Open alexylem opened 7 years ago

alexylem commented 7 years ago

I was planning to use FBpyGIF in my project to show GIF looping animations based on events. Thanks to #12 it now perfectly works, however the load time is quite long for some GIFs: (on a Raspberry Pi 3)

I can't wait so long as GIF are illustrating the events in real time.

I see in the README.md you have planned to:

  • [ ] Background loading of next animation file to reduce loading delay between them

Would you consider the possibility to load/prepare the whole playlist in memory and allow showing the right one based on events/signals/other? I've looked into main.py and have the feeling that fb.ready_fb() could be what I'm looking for.

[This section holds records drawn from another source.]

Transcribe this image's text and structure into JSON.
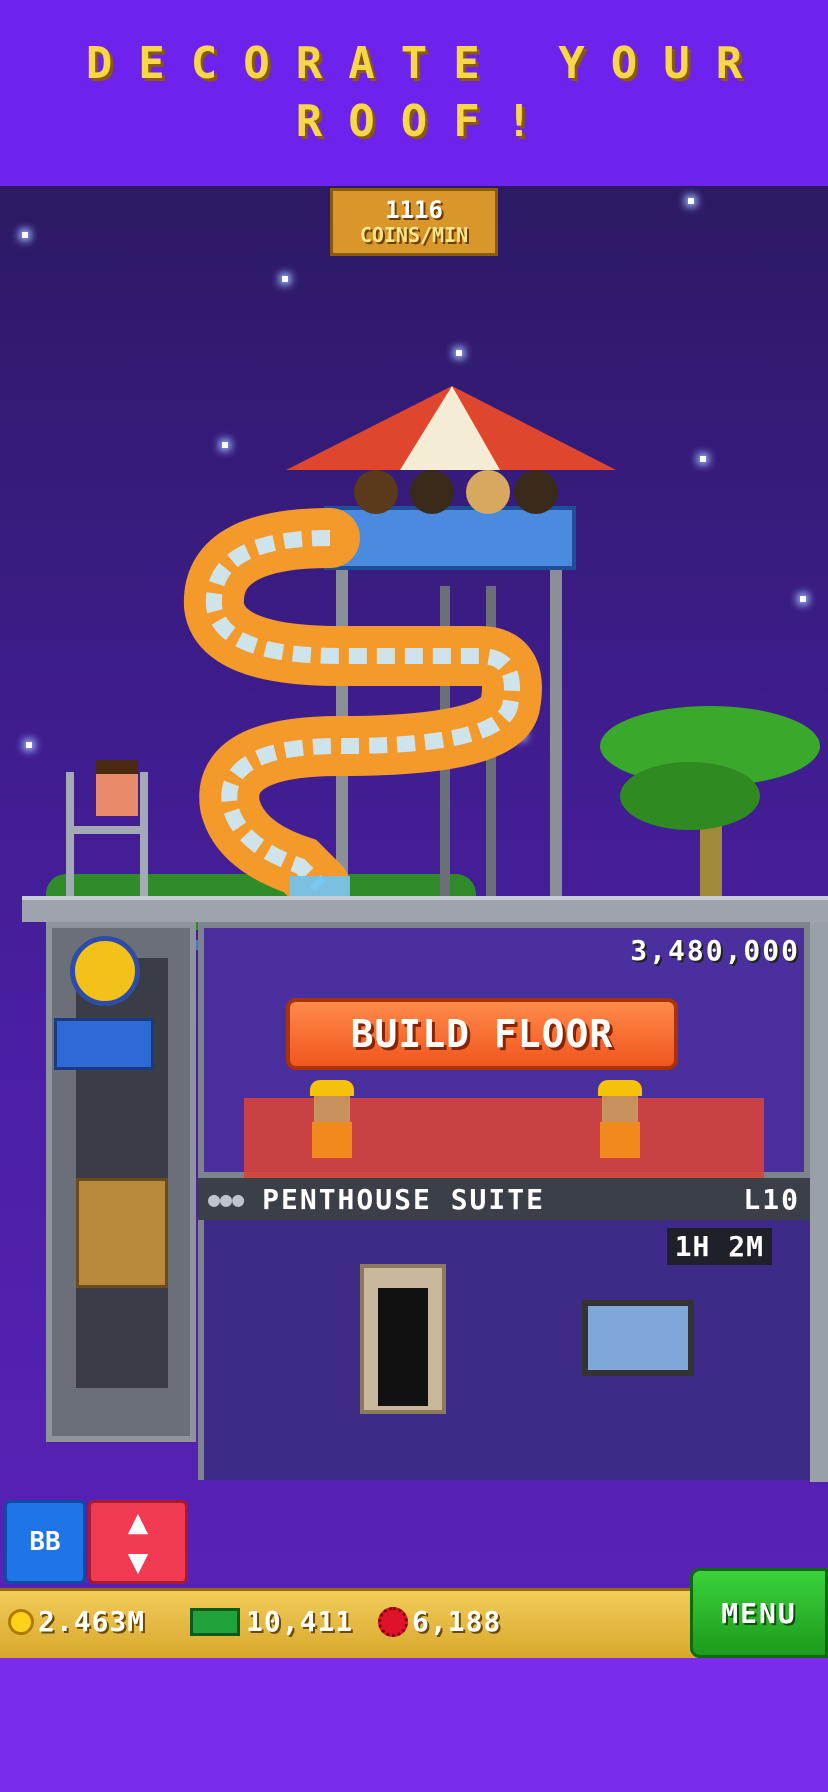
{
  "banner": {
    "line1": "DECORATE YOUR",
    "line2": "ROOF!"
  },
  "income": {
    "value": "1116",
    "label": "COINS/MIN"
  },
  "build_floor": {
    "cost": "3,480,000",
    "button_label": "BUILD FLOOR"
  },
  "floor": {
    "name": "PENTHOUSE SUITE",
    "level": "L10",
    "timer": "1H 2M"
  },
  "controls": {
    "bitbook_label": "BB",
    "elevator_icon": "up-down-arrows-icon"
  },
  "resources": {
    "coins": "2.463M",
    "bux": "10,411",
    "gems": "6,188"
  },
  "menu": {
    "label": "MENU"
  },
  "colors": {
    "banner_text": "#f6d74a",
    "build_button": "#f0561e",
    "menu_button": "#1d9a1d",
    "bb_button": "#1f74e6",
    "lift_button": "#f23a53"
  }
}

I'm ready to write some Python code if you would provide such library.

Many thanks in advance for your help.

ozett commented 7 years ago

👍 like to see a "net-socket" or the like, to have external control while running.

my usecase would be somehow: i could show certain images on external events (from my homeautomation) for certain time, than come back to random loop again ..

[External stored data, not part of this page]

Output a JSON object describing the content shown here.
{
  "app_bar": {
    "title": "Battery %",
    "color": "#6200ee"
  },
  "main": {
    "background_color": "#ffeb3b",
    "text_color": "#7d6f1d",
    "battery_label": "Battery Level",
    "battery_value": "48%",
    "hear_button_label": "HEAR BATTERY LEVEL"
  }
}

like once described here: https://github.com/chidea/FBpyGIF/issues/6

alexylem commented 7 years ago

@ozett fyi I run a similar project (voice assistant for home automation) and I ended up using gifview from gifsicle in X. I'm waiting this enhancement to go back to the framebuffer world.

chidea commented 7 years ago

Sorry for late reply. I was away from my home. Loading uncompressed frames onto memory requires huge size of it. You can simply calculate the size of it by bpp*width*height*frames/8 = x (bytes).

That 4 seconds are simply because CPU needs long I/O time to load up image from SD card into memory, frame by frame with uncompressing calculations. After playing of each image, it just removes image from memory to gather free memory for next image. The thing here is that Raspberry has too small RAM, weak CPU and deadly slow I/O time than real PC. Furthermore, I don't have time to invent another faster algorithm.

If you need to use it even though with this obstacles, what you can consider is these two options.

  1. Preview flag shows uncompressed frame before uncompressing next frame. This'll slowly draw first iteration of loop and normally after. This is almost the same as how every modern web browsers does internally.
  2. Manual use of ready_gif function. This function loads up frames onto memory, into a single python list to be returned. You can put this list later into gif_loop function with an event to control the loop of gif play. ready_fb function is for setting up framebuffer in first load up your program. Calling this can cause kernel to reset display and framebuffer driver.